Dengan kata lain, keinginan yang sesuai dengan harapan tentunya sesuatu yang mampu menyentuh hati siapapun, namun bila berhubungan dengan kebutuhan hanya berhenti pada pikiran dan usaha yang berasal dari akal. Cukup mudah sebenarnya, hanya saja perlu kepekaan hati untuk bisa melihat hal-hal yang dapat menyentuh hati yang tentunya berasal dari hati pula. Rezeki yang lebih besar berasal dari hati orang lain yang tersentuh oleh hati kita.

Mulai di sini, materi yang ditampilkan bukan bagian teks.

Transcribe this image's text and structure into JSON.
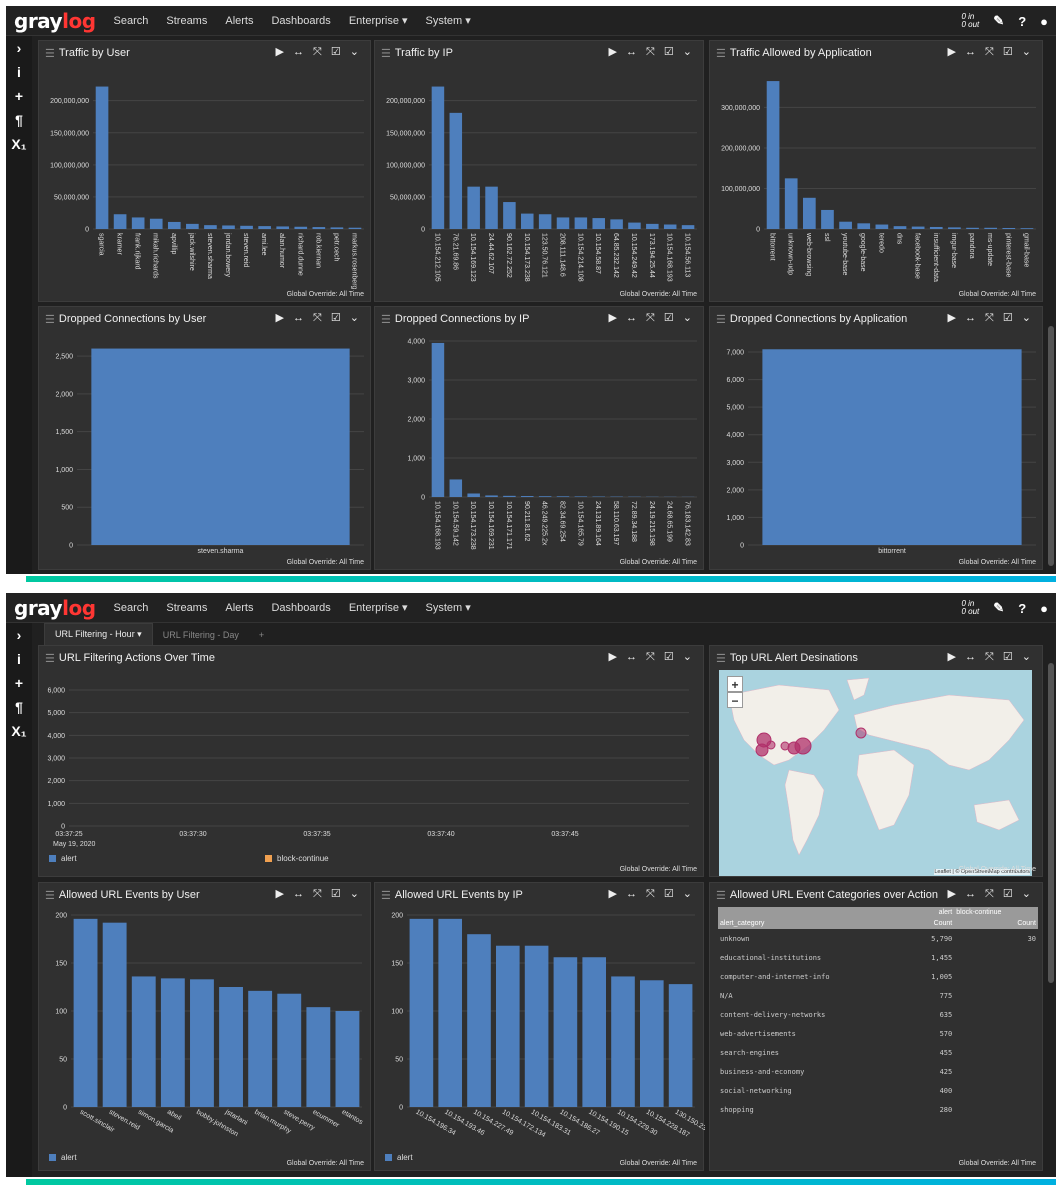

Dampak Negatif Menggunakan Akal Menuju Hati

Bila seseorang berjualan apapun cenderung menggunakan akal pikiran tentunya hasil bisa memadai bahkan spektakuler, namun tidak semua orang membutuhkan produk yang kita tawarkan misalnya saja kita berjualan produk kecantikan tentunya yang membutuhkan para wanita yang senang dengan perawatan wajah. Jual makanan untuk sarapan dibutuhkan oleh orang yang beraktivitas di pagi hari dan lain-lain. Semua yang terkait dengan kebutuhan pembeli dan yang datang hanya individu yang membutuhkan produk tersebut tentunya.

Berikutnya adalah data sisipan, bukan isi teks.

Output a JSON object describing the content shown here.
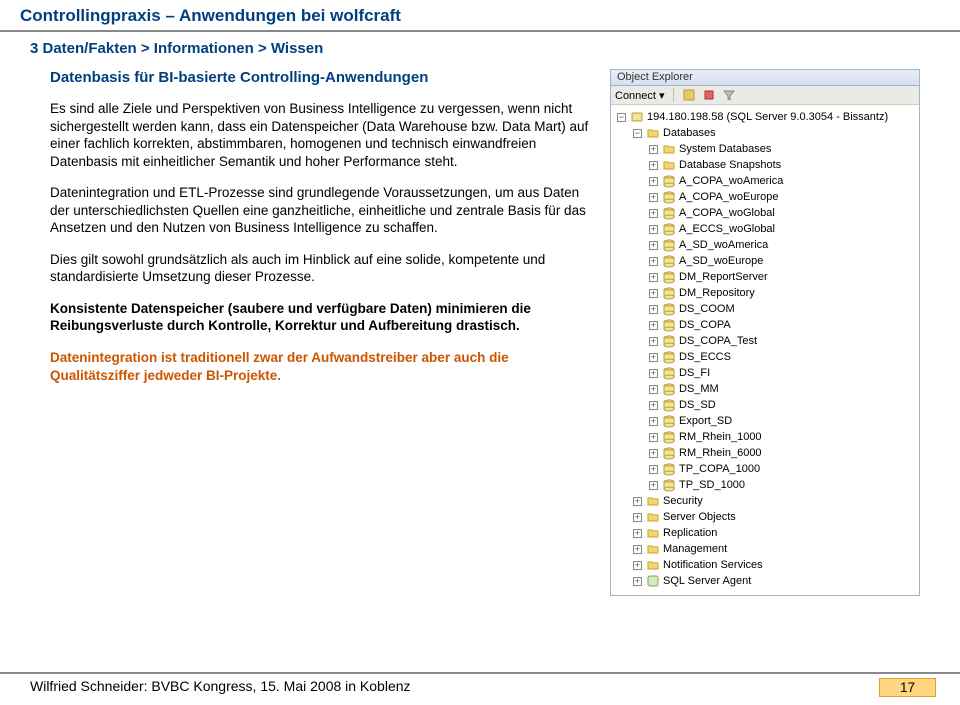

Kapan manusia menerapkan metode "kasih sayang" kepada klien, bawahan, pembeli, keluarga, sahabat dan lainnya?. Tentunya ketika pertama kali mendatanginya sebelum mengutarakan niat kita kepadanya. Utamakan hatinya terlebih dahulu baru logikanya, apa dampak bila logika dahulu baru menuju hatinya?, lalu apa dampak bila menggunakan akal menuju hatinya?, tentu saja tidak sampai niat kita kepadanya. Semua akan tertolak, namun bila menggunakan logikanya terlebih dulu juga tentunya kemungkinan tertolak karena ia sedang tidak membutuhkannya.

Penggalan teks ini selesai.